Minnesota did not consider an all-payer tax, which is an assessment on all private purchasers of healthcare, because many purchasers would be exempt under the federal Employee Retirement Income Security Act. ERISA prevents states from regulating the plans of large employers that self-insure.
"What Minnesota has chosen to do is use a general fund and identify medical education as a public good," Blewett says. "It's a different financing approach; we wanted a broader-base tax than what we could get in an all-payer
New York has successfully avoided that issue by creating a GME fund, which is optional to private payers. However, payers who do not contribute pay a premium when enrollees go into the hospital; so most find it makes more financial sense to contribute to the fund.

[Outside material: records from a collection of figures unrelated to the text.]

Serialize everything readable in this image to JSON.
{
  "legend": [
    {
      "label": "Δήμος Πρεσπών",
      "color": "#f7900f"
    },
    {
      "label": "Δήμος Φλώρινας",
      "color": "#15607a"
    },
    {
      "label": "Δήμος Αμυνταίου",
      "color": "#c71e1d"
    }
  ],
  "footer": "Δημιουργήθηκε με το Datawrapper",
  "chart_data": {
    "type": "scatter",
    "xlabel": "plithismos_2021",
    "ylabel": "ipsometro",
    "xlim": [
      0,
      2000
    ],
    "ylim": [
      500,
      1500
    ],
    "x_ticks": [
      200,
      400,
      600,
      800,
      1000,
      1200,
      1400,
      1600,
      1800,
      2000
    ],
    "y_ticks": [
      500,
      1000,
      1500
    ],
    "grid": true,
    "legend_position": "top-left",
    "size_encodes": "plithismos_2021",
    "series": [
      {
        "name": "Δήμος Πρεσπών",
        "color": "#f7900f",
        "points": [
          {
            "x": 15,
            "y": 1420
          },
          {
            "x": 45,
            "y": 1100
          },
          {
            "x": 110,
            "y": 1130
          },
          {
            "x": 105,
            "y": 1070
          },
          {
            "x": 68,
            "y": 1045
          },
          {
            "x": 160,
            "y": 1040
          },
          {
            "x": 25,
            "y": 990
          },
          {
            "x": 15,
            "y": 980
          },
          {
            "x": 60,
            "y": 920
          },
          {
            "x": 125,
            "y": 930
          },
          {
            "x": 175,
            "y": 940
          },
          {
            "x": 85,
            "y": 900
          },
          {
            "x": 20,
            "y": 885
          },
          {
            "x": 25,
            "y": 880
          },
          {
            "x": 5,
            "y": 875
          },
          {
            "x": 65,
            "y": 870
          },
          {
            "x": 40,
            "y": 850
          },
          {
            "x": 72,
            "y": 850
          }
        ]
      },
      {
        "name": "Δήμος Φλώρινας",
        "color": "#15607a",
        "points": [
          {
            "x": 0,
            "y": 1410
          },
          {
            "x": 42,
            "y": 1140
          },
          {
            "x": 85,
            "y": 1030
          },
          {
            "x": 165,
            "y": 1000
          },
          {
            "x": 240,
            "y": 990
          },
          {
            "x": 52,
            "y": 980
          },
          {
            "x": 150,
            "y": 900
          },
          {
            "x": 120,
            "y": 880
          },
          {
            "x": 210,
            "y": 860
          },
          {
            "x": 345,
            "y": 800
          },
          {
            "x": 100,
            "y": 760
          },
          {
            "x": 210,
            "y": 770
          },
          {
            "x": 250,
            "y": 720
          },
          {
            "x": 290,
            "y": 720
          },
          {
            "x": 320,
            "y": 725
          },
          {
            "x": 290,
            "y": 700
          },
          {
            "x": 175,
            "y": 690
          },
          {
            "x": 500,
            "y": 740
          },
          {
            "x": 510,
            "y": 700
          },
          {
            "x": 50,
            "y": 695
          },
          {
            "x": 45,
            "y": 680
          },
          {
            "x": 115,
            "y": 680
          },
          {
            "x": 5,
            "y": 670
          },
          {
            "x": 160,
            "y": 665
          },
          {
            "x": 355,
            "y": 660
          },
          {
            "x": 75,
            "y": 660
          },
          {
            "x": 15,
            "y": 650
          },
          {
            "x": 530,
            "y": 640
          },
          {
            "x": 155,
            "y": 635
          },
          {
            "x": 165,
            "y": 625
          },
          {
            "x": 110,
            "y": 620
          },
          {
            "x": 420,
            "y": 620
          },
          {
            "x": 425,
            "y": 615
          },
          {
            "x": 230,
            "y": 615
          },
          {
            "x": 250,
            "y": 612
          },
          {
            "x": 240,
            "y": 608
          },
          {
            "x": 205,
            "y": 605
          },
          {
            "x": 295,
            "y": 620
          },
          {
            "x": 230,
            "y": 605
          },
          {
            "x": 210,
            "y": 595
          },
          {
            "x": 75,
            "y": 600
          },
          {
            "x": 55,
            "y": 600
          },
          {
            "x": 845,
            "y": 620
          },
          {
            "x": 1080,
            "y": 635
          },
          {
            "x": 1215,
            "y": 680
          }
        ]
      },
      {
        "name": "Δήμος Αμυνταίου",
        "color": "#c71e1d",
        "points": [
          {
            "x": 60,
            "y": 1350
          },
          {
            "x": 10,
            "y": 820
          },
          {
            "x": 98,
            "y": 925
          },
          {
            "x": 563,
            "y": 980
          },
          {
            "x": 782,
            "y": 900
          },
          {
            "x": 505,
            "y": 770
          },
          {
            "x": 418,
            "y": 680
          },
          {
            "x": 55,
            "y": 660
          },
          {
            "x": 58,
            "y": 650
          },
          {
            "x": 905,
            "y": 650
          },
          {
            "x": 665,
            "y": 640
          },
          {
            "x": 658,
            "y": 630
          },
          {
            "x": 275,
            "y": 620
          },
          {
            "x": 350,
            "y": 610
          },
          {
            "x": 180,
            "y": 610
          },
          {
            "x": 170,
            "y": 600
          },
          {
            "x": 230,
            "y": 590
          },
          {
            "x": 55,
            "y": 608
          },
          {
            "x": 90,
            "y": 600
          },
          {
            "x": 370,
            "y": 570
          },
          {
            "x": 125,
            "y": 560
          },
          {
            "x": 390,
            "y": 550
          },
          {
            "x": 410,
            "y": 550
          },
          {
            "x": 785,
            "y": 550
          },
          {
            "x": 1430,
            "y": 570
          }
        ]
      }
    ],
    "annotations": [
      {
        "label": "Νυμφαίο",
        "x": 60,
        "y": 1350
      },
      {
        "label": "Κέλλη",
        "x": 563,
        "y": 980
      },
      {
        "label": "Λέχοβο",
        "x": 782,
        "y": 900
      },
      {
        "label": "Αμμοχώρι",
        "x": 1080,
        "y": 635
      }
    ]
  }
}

The New York system is unique; it is the only state in which private payers contribute to an education and research fund. More states are following the lead of the Minnesota Legislature, which will decide this year which facilities are eligible for payments from the general fund. Some healthcare observers say states could save themselves some of the trouble and haggling that Minnesota is dealing with by setting up a medical education fund sooner rather than later.
States that are just beginning to move their Medicaid populations into managed-care programs should decide now how they will fund medical education, says Edward Salsberg, director of the Center for Health Workforce Studies at the University at Albany, State University of New York. If they plan on carving out a portion of the capitated rates, they should do it upfront rather than retroactively like Minnesota has.
Whatever approach states take, it is clear some alternative funding is needed, says Robert Dickler, executive vice president at the AAMC. "This is a problem that is fundamentally rooted in the way we are transforming our healthcare delivery system," he says. "If you are moving to a price-competitive system, then you are setting up a system in which people will seek the lowest possible price for services. Some fund-raising mechanism has to be found that will cut across all segments of society."